15. In all the appeals before us the stand taken by the Department, appellant, is that wholesale dealers in India cannot be considered as belonging to different classes on the ground that they are located in different parts of the country and that when factory gate sales to independent buyers are available the same value should be applicable for all clearances. These arguments cannot stand in view of the conclusions reached by us earlier in this judgment. Consequently, the appeals have to fail.
16. In view of what has been stated, we find no reason to interfere with the orders passed by the Commissioner (Appeals) impugned in appeals in the cases of Collector of Central Excise, Chandigarh v. Royal Biscuits (P) Ltd.,Parwanoo and Collector of Central Excise, Chandigarh v. Bakemans Industries (P) Ltd., Patiala, they are dismissed.

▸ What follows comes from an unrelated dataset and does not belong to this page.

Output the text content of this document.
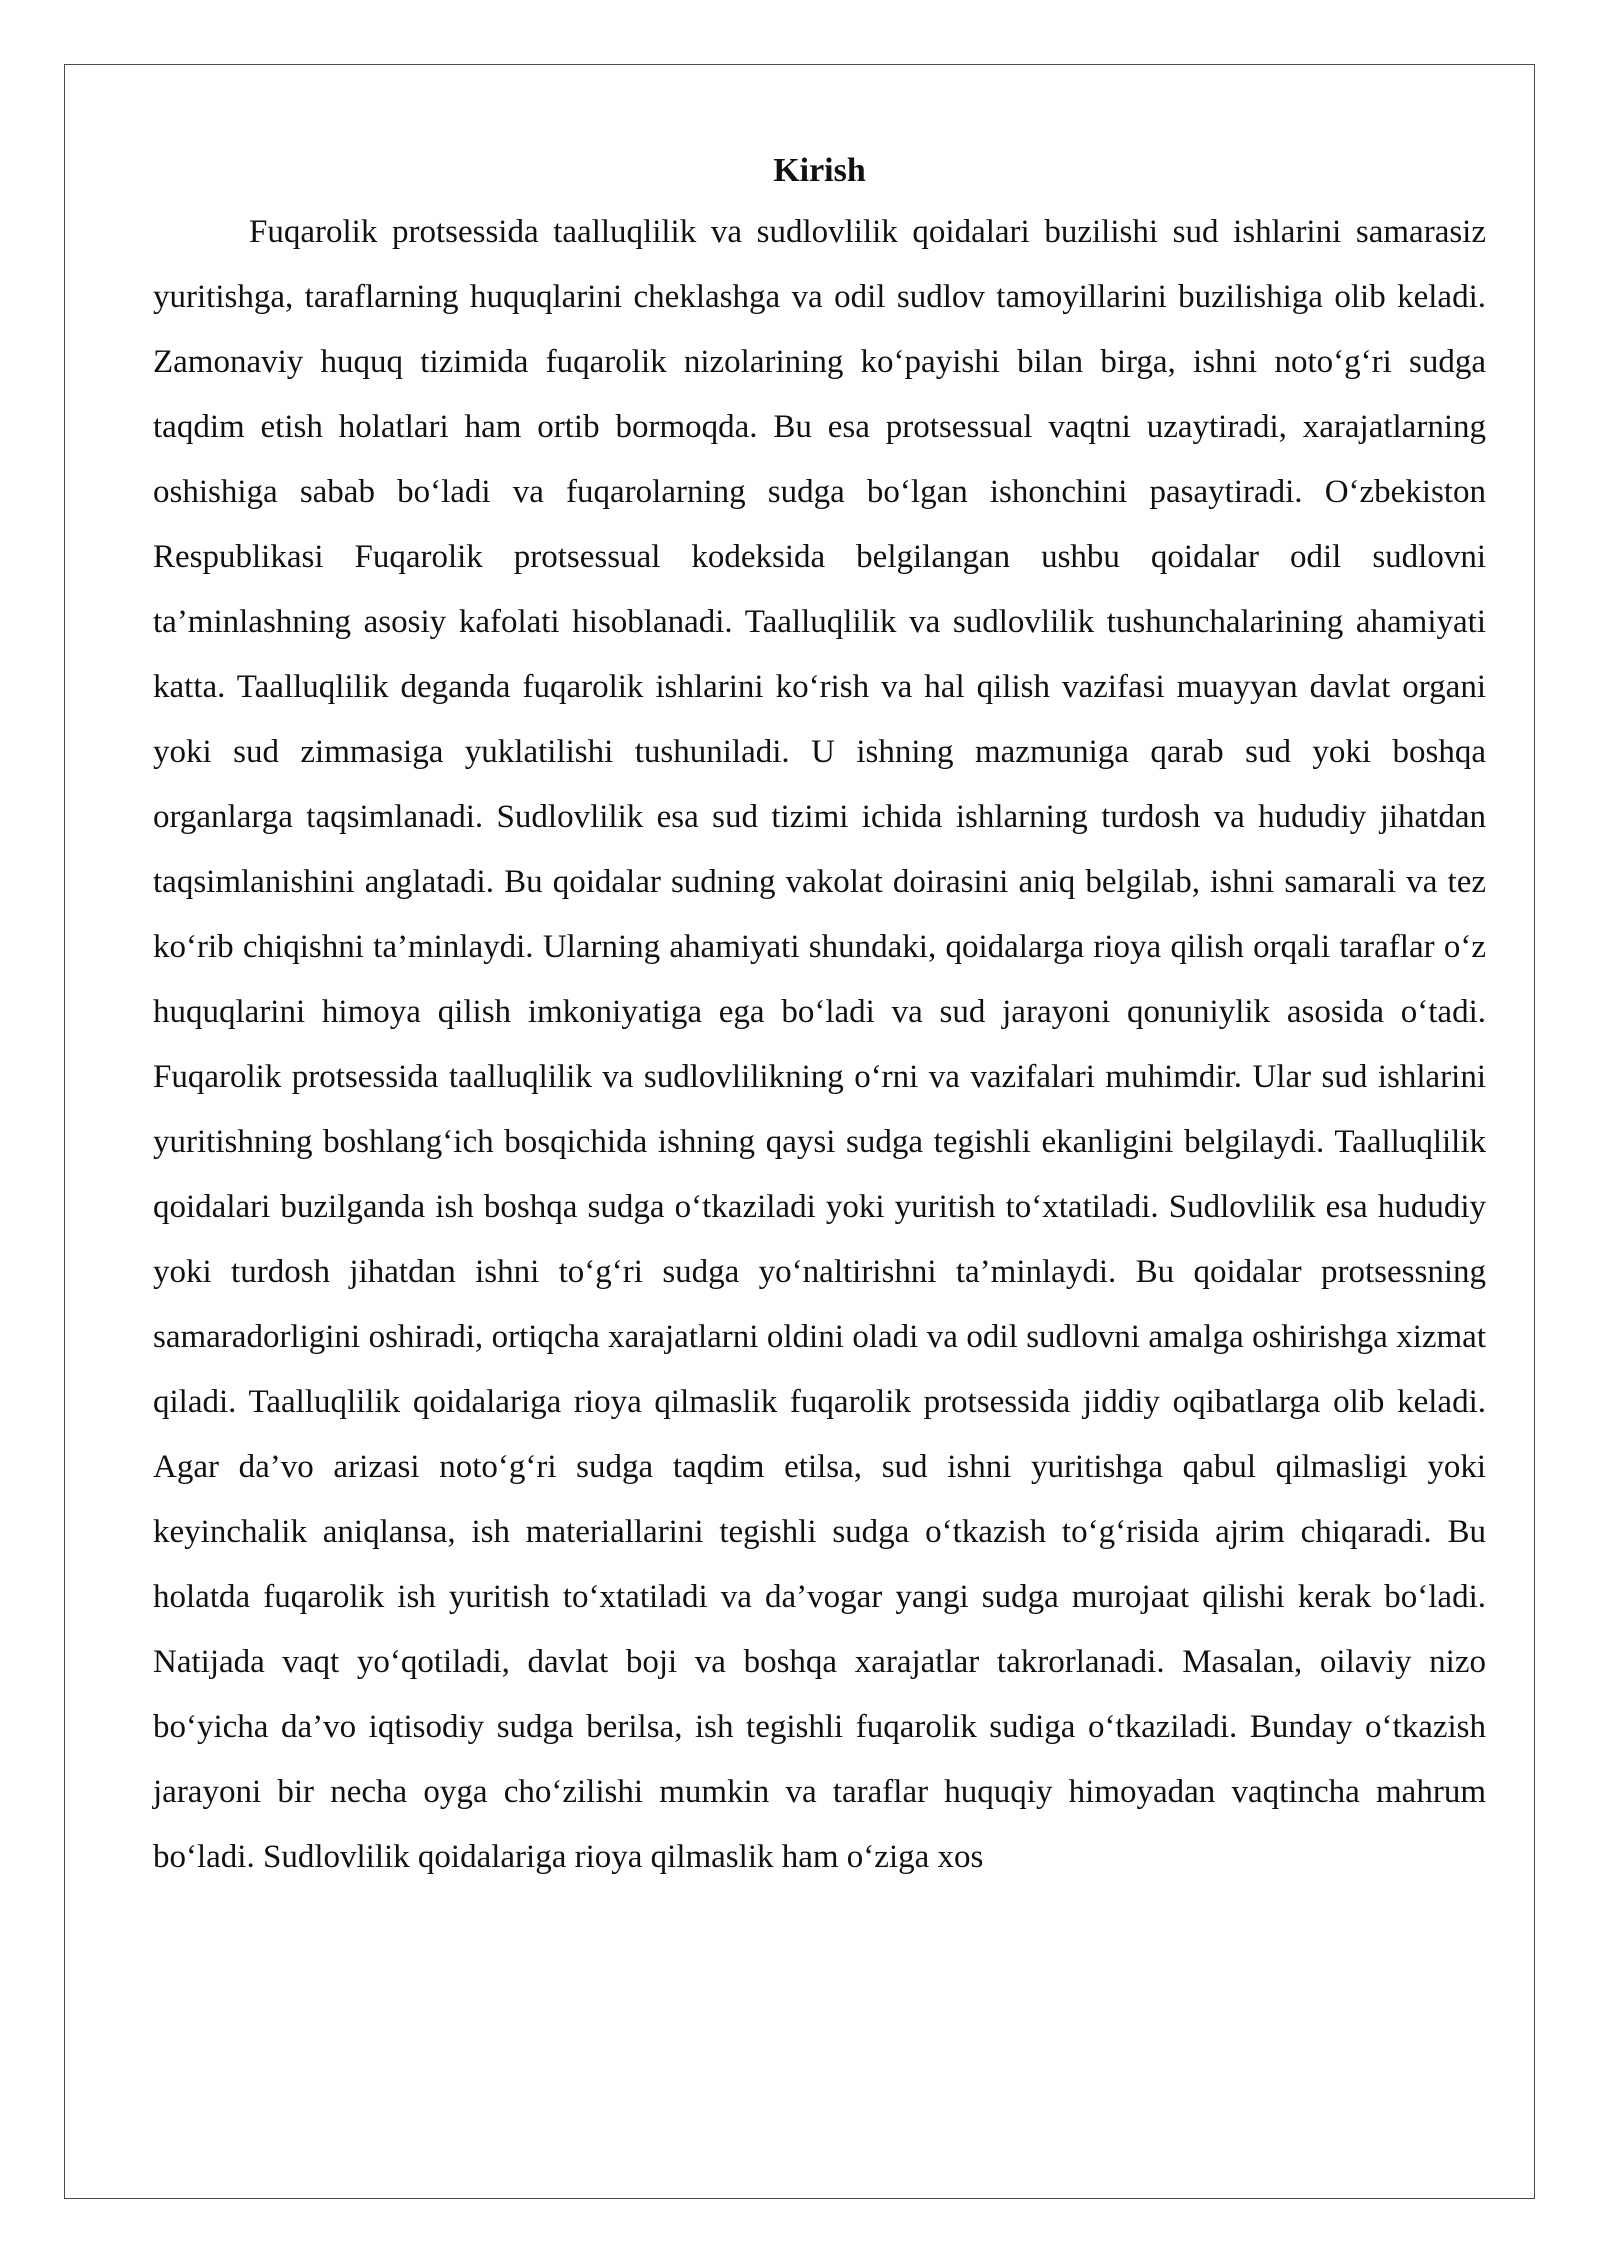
Kirish

Fuqarolik protsessida taalluqlilik va sudlovlilik qoidalari buzilishi sud ishlarini samarasiz yuritishga, taraflarning huquqlarini cheklashga va odil sudlov tamoyillarini buzilishiga olib keladi. Zamonaviy huquq tizimida fuqarolik nizolarining ko‘payishi bilan birga, ishni noto‘g‘ri sudga taqdim etish holatlari ham ortib bormoqda. Bu esa protsessual vaqtni uzaytiradi, xarajatlarning oshishiga sabab bo‘ladi va fuqarolarning sudga bo‘lgan ishonchini pasaytiradi. O‘zbekiston Respublikasi Fuqarolik protsessual kodeksida belgilangan ushbu qoidalar odil sudlovni ta’minlashning asosiy kafolati hisoblanadi. Taalluqlilik va sudlovlilik tushunchalarining ahamiyati katta. Taalluqlilik deganda fuqarolik ishlarini ko‘rish va hal qilish vazifasi muayyan davlat organi yoki sud zimmasiga yuklatilishi tushuniladi. U ishning mazmuniga qarab sud yoki boshqa organlarga taqsimlanadi. Sudlovlilik esa sud tizimi ichida ishlarning turdosh va hududiy jihatdan taqsimlanishini anglatadi. Bu qoidalar sudning vakolat doirasini aniq belgilab, ishni samarali va tez ko‘rib chiqishni ta’minlaydi. Ularning ahamiyati shundaki, qoidalarga rioya qilish orqali taraflar o‘z huquqlarini himoya qilish imkoniyatiga ega bo‘ladi va sud jarayoni qonuniylik asosida o‘tadi. Fuqarolik protsessida taalluqlilik va sudlovlilikning o‘rni va vazifalari muhimdir. Ular sud ishlarini yuritishning boshlang‘ich bosqichida ishning qaysi sudga tegishli ekanligini belgilaydi. Taalluqlilik qoidalari buzilganda ish boshqa sudga o‘tkaziladi yoki yuritish to‘xtatiladi. Sudlovlilik esa hududiy yoki turdosh jihatdan ishni to‘g‘ri sudga yo‘naltirishni ta’minlaydi. Bu qoidalar protsessning samaradorligini oshiradi, ortiqcha xarajatlarni oldini oladi va odil sudlovni amalga oshirishga xizmat qiladi. Taalluqlilik qoidalariga rioya qilmaslik fuqarolik protsessida jiddiy oqibatlarga olib keladi. Agar da’vo arizasi noto‘g‘ri sudga taqdim etilsa, sud ishni yuritishga qabul qilmasligi yoki keyinchalik aniqlansa, ish materiallarini tegishli sudga o‘tkazish to‘g‘risida ajrim chiqaradi. Bu holatda fuqarolik ish yuritish to‘xtatiladi va da’vogar yangi sudga murojaat qilishi kerak bo‘ladi. Natijada vaqt yo‘qotiladi, davlat boji va boshqa xarajatlar takrorlanadi. Masalan, oilaviy nizo bo‘yicha da’vo iqtisodiy sudga berilsa, ish tegishli fuqarolik sudiga o‘tkaziladi. Bunday o‘tkazish jarayoni bir necha oyga cho‘zilishi mumkin va taraflar huquqiy himoyadan vaqtincha mahrum bo‘ladi. Sudlovlilik qoidalariga rioya qilmaslik ham o‘ziga xos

17. The facts in Collector of Central Excise, Aurangabad v. Taparia Tools Ltd., Nasik are different from those in the above appeals. In Taparia's case the manufacturer was transferring stock to their consignment agent M/s. M.J. & Sons where from goods were sold at a discount of 31% to wholesalers, the same rate of discount as in the case of sales to other wholesalers. Discount allowed in wholesale trade was only 31%. Transfer to a consignment agent was not a sale. We find no justification in allowing a higher deduction of 35% in relation to goods transferred to M/s. M.J. & Sons. The differential discount in relation to goods transferred to M/s. M.J. & Sons should also constitute the assessable value of the goods. In this view this appeal of the Revenue is allowed.